Everyday Brush Strokes
As a glimmering exodus of people emerge from their homes the evidence of a thawing winter abounds. Like memorial monuments arranged in homage to an historical event, the remains of snowmen dot the Oval Lawn at Central Park - reconvening themselves to a place within the hydrological cycle of the living landscape.
While standing proud and defying even the most casual observer, the landscape architect's eye is particularly obsessed with such banal details of everyday life. Decay, death, and their inherent acknowledgement of the passing of time all manifest an environmental patina of change that measures our engagement with the built and natural environment. Embracing, enhancing, and simply revealing these changes remains our biggest challenge and our greatest achievement.
Central Park is, perhaps, one of these more fundamental and momentous achievements - a place before and of it's time. The gloriously colourful passing of seasonal time is manifest in the manmade arrangement of such subtle but impressive events - a carefully crafted choreography of elements that respond to the worlds cyclical processes. Independently they may be taken for granted. As a bold expression of character, form, and perhaps even personality, however, these elements possess the ability to command an attention that may otherwise be superseded.

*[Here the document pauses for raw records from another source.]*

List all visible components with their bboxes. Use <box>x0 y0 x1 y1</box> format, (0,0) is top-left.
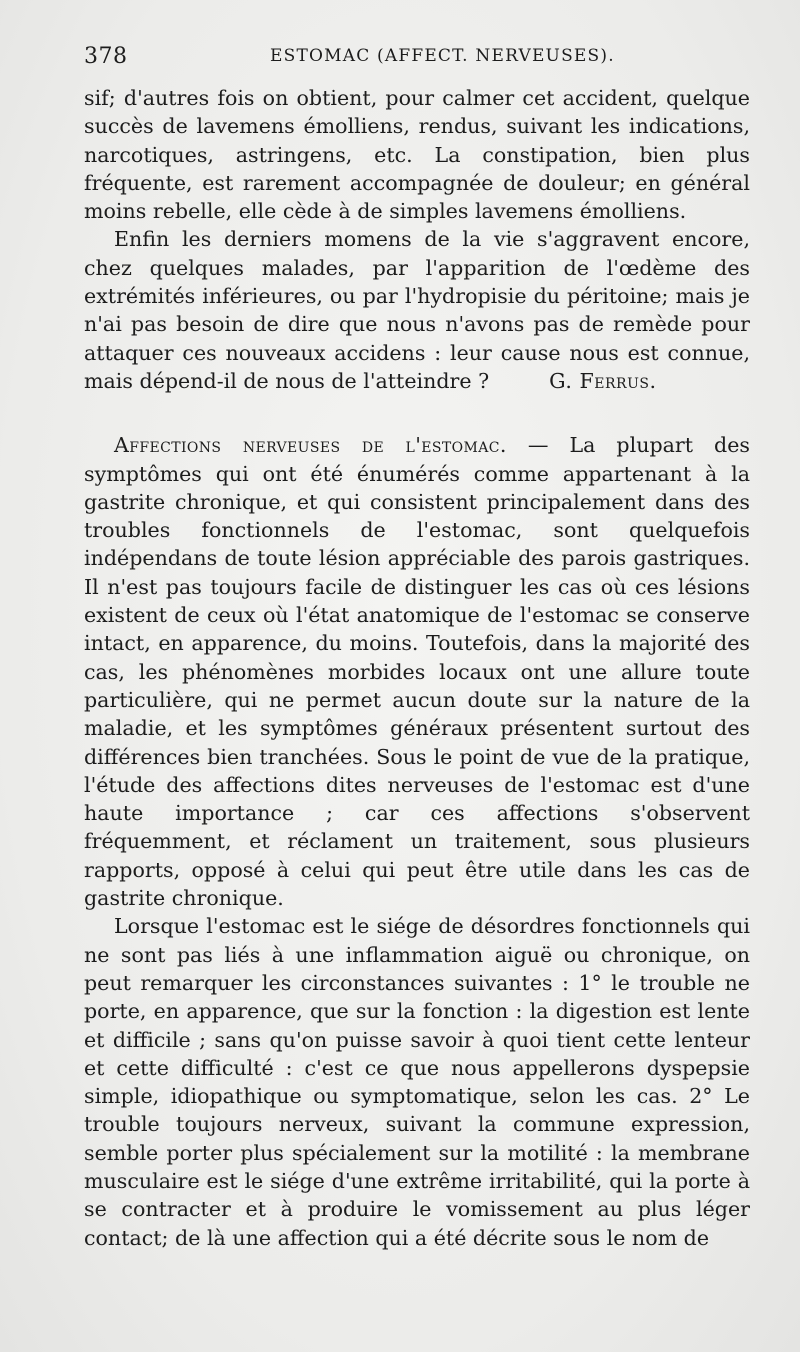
main-text <box>84 84 750 1252</box>
paragraph-final-moments-text: Enfin les derniers momens de la vie s'aggravent encore, chez quelques malades, par l'apparition de l'œdème des extrémités inférieures, ou par l'hydropisie du péritoine; mais je n'ai pas besoin de dire que nous n'avons pas de remède pour attaquer ces nouveaux accidens : leur cause nous est connue, mais dépend-il de nous de l'atteindre ? <box>84 227 750 393</box>
paragraph-final-moments <box>84 225 750 395</box>
section-title: Affections nerveuses de l'estomac. <box>114 433 507 458</box>
paragraph-continuation: sif; d'autres fois on obtient, pour calmer cet accident, quelque succès de lavemens émolliens, rendus, suivant les indications, narcotiques, astringens, etc. La constipation, bien plus fréquente, est rarement accompagnée de douleur; en général moins rebelle, elle cède à de simples lavemens émolliens. <box>84 86 750 224</box>
page-header <box>84 44 746 78</box>
paragraph-nervous-affections <box>84 431 750 912</box>
running-head: ESTOMAC (AFFECT. NERVEUSES). <box>270 46 615 66</box>
author-signature: G. Ferrus. <box>549 368 657 393</box>
paragraph-nervous-affections-text: — La plupart des symptômes qui ont été énumérés comme appartenant à la gastrite chronique, et qui consistent principalement dans des troubles fonctionnels de l'estomac, sont quelquefois indépendans de toute lésion appréciable des parois gastriques. Il n'est pas toujours facile de distinguer les cas où ces lésions existent de ceux où l'état anatomique de l'estomac se conserve intact, en apparence, du moins. Toutefois, dans la majorité des cas, les phénomènes morbides locaux ont une allure toute particulière, qui ne permet aucun doute sur la nature de la maladie, et les symptômes généraux présentent surtout des différences bien tranchées. Sous le point de vue de la pratique, l'étude des affections dites nerveuses de l'estomac est d'une haute importance ; car ces affections s'observent fréquemment, et réclament un traitement, sous plusieurs rapports, opposé à celui qui peut être utile dans les cas de gastrite chronique. <box>84 433 750 911</box>
section-gap <box>84 395 750 431</box>
page-number: 378 <box>84 44 128 69</box>
paragraph-functional-disorders: Lorsque l'estomac est le siége de désordres fonctionnels qui ne sont pas liés à une inflammation aiguë ou chronique, on peut remarquer les circonstances suivantes : 1° le trouble ne porte, en apparence, que sur la fonction : la digestion est lente et difficile ; sans qu'on puisse savoir à quoi tient cette lenteur et cette difficulté : c'est ce que nous appellerons dyspepsie simple, idiopathique ou symptomatique, selon les cas. 2° Le trouble toujours nerveux, suivant la commune expression, semble porter plus spécialement sur la motilité : la membrane musculaire est le siége d'une extrême irritabilité, qui la porte à se contracter et à produire le vomissement au plus léger contact; de là une affection qui a été décrite sous le nom de <box>84 914 750 1250</box>
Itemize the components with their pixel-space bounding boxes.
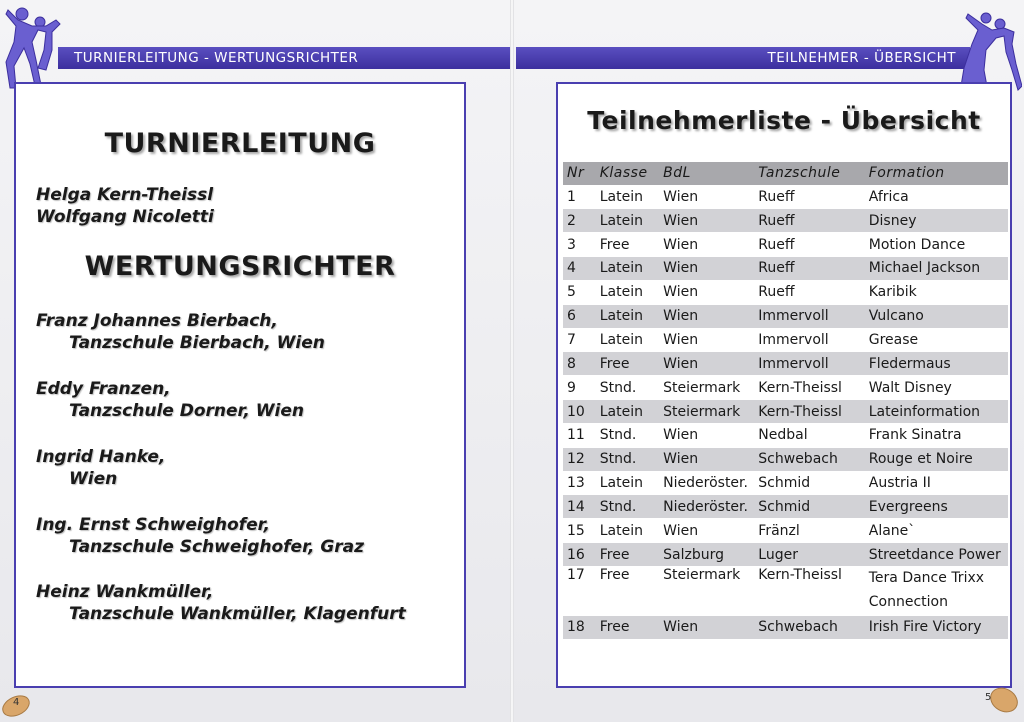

This art, that lives as part of our daily lives, brings a softer and quieter resistance to the more brazen and ostentatious realities that abound. As architects create shapes to appropriate voids and musicians create sounds to capture silence, I posit landscape architect's have the earthly ability to understand the basic human requirements of inhabitation amongst our tumultuous present realities of urban life.
The formulation, manipulation and arrangement of objects and space itself create places that serve as testimonials and careful reminders of our closest ally - the natural world. While our experience of light exists in the patient and brooding presence of darkness, our connection to place and our sense of belonging is experienced in the passing of time. Finding beauty not in the arrangement or physical presence of things themselves, but in the patterns they create, the shadows they cast, and the passing of time that they document, provides a more lasting impression. One can only hope that we take the time to notice, and to dwell.